After returning the file to its hiding place, he turned on the small TV that sat on the counter and washed some dishes as he listened to the continuous coverage of today’s Breaking News. Of course, the top story was the murders. Shaughnessy had wanted to send a clear message to one of the other gangs in town—an Italian crew attempting to usurp Shaughnessy’s power—and he’d left the bodies in the warehouse. A ballsy, cocky thing to do. The man obviously thought he was above reproach...and the law.
Rourke needed to get on the phone and share what he knew about all of this with his superiors. What the hell was holding him up?
Maybe he wanted to savor the sweet taste of revenge a bit longer, before Shaughnessy attempted to exact his retribution.
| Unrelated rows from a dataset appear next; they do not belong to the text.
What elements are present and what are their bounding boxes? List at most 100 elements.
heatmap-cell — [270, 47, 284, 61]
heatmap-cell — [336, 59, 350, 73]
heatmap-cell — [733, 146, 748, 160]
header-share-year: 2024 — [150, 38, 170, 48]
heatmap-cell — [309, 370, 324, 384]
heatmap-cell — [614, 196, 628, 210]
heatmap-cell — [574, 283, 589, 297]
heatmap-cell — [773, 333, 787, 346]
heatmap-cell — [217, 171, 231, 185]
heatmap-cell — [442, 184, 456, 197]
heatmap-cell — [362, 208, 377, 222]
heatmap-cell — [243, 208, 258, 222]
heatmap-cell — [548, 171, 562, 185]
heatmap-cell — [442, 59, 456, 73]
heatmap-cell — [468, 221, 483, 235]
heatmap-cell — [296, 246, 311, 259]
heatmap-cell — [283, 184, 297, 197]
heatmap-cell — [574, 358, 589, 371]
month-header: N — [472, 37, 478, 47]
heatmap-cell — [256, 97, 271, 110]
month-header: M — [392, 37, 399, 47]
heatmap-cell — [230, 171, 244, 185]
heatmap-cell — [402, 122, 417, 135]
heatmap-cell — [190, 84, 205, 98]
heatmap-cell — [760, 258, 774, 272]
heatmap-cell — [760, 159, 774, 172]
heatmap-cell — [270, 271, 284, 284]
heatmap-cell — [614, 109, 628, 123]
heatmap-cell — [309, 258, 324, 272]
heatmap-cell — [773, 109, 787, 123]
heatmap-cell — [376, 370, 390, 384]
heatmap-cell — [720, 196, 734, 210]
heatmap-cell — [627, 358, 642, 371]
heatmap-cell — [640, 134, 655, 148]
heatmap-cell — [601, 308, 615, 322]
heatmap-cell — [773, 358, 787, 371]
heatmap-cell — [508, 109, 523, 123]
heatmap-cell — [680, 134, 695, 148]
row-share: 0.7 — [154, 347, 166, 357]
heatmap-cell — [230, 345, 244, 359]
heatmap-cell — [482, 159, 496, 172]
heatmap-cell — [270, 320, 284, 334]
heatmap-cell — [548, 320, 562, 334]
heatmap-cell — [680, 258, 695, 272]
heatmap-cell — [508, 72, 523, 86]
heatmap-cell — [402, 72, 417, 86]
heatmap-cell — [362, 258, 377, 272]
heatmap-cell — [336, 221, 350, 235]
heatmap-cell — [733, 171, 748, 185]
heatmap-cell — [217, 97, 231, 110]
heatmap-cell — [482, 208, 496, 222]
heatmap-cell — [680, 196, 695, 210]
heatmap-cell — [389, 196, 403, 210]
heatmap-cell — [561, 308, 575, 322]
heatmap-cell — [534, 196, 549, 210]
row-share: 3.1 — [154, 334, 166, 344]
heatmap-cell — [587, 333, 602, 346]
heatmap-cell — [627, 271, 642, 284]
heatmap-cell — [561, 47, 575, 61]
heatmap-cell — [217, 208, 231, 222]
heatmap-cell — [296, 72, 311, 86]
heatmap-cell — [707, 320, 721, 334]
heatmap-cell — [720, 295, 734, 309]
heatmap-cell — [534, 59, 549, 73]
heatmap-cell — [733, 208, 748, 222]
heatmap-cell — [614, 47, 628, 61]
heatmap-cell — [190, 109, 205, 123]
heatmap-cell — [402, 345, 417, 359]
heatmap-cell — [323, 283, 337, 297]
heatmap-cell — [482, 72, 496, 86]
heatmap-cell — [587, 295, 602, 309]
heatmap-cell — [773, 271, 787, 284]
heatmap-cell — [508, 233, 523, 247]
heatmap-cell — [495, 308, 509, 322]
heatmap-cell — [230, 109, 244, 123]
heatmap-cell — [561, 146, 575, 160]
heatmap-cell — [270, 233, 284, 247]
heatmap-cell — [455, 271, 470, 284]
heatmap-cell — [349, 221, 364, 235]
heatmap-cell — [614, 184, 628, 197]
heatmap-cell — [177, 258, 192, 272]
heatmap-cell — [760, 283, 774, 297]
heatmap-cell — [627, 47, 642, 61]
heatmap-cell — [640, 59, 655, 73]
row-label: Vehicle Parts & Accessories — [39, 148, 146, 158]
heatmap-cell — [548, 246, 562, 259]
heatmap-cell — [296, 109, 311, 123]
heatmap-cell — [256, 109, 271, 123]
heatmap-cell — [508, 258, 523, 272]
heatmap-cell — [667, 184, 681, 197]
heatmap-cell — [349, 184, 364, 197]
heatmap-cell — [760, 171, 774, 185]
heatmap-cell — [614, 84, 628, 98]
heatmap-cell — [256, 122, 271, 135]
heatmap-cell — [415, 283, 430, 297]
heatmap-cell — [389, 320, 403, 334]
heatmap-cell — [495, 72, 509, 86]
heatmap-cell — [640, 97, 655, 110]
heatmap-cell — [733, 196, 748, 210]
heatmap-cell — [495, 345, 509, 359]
Maybe it was the fact Rourke didn’t have an exit strategy in place. He’d begun to doubt this day would ever come. Now that it was here... Well, it was sort of overwhelming to process.
Avoidance worked for him for the moment. After making a halfway decent attempt at cleaning his kitchen, he opened the fridge and inspected the minimal contents. As he calculated in his head the number of days the leftover food had been sitting on one of the shelves—wondering if all the whisky he’d consumed last night would counteract the bacteria growing on week-and-a-half old chili—another news report caught his attention. A robbery and “questionable death” that had taken place downtown.
That piqued his interest. Dead was dead, right?